Published 09/12/2022


  • extended mind,
  • memory,
  • identity,
  • psychodrama,
  • simulation

How to Cite

Minina, R. (2022). THE ROLE OF THE BODY AND EXTENDED MEMORY SYSTEMS IN WORKING WITH TRAUMATIC MEMORIES. Psychological Research (in the Balkans), 25(3). https://doi.org/10.7546/PsyRB.2022.25.03.06


In this article I present psychodrama therapy as a practical example of the combination of mental time trave theory form philosophy of memory and cognitive science and the extended mind from philosophy of mind.

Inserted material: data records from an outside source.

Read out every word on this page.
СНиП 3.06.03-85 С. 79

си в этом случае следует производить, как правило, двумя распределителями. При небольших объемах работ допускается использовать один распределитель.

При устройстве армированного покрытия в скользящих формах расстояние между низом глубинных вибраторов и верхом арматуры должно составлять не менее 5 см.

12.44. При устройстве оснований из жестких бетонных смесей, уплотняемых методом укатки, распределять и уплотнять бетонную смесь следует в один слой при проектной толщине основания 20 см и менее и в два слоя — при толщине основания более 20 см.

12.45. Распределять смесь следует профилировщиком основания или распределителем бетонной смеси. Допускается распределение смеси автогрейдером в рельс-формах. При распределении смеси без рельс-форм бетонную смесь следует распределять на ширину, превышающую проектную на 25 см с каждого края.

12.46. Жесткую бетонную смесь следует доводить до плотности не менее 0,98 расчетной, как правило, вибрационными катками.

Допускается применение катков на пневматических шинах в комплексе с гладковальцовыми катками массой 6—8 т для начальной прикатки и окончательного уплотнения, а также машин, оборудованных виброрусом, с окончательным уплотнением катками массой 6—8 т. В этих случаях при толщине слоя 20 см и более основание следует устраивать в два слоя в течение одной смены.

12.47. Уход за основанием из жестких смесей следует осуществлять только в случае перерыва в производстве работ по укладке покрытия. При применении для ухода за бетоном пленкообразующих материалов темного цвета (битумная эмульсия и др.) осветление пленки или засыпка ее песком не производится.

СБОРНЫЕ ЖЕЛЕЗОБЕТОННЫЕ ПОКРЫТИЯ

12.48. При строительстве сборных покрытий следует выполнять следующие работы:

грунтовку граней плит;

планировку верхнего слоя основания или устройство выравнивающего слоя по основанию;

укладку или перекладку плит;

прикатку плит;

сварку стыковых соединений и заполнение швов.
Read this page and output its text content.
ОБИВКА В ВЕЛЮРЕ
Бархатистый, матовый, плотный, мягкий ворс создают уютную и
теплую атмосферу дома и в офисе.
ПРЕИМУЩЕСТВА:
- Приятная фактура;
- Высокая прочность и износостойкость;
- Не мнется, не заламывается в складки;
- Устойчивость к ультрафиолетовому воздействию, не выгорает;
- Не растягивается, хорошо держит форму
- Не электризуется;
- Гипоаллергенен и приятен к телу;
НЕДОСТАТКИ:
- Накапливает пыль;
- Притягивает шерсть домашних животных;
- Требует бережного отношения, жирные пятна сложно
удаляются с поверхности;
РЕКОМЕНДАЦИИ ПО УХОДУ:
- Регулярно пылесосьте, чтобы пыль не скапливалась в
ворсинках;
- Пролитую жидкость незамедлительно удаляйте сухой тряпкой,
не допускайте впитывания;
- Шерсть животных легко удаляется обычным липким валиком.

Theories of extended mind and distributed consciousness entail the idea of an extended identity. Following this positions the boundaries of the self are fluid, located somewhere around the body, the brain, the surrounding tools and artefacts the individual is using and the sociocultural structures in which he is situated. In this article I use neo-Lockean theories about personal identity which qualify memory and psychological connectedness as criteria for identity. The concept of extended personal identity is presented on two levels, on one hand as extended bodily identity, and on the other hand as extended memory and personal narrative. Extending memories (including repressed memories) through psychodrama method can affect the subjective perception of one’s own personality and self in a specific way. It can be really useful in cases of post-traumatic stress disorder, and the results could be difficult to achieve by remembering alone through non-externally mediated recall. My view is that the psychodramatic stage is extended simulation in the process of remembering. I present examples of repressed childhood memories that are reconstructed on a psychodramatic stage due to the method's ability to work with kinesthetic memory. Consequently, I argue that the psychodramatic stage is extended and distributed memory simulation with the purpose to reconstruct repressed memories and reprocess them.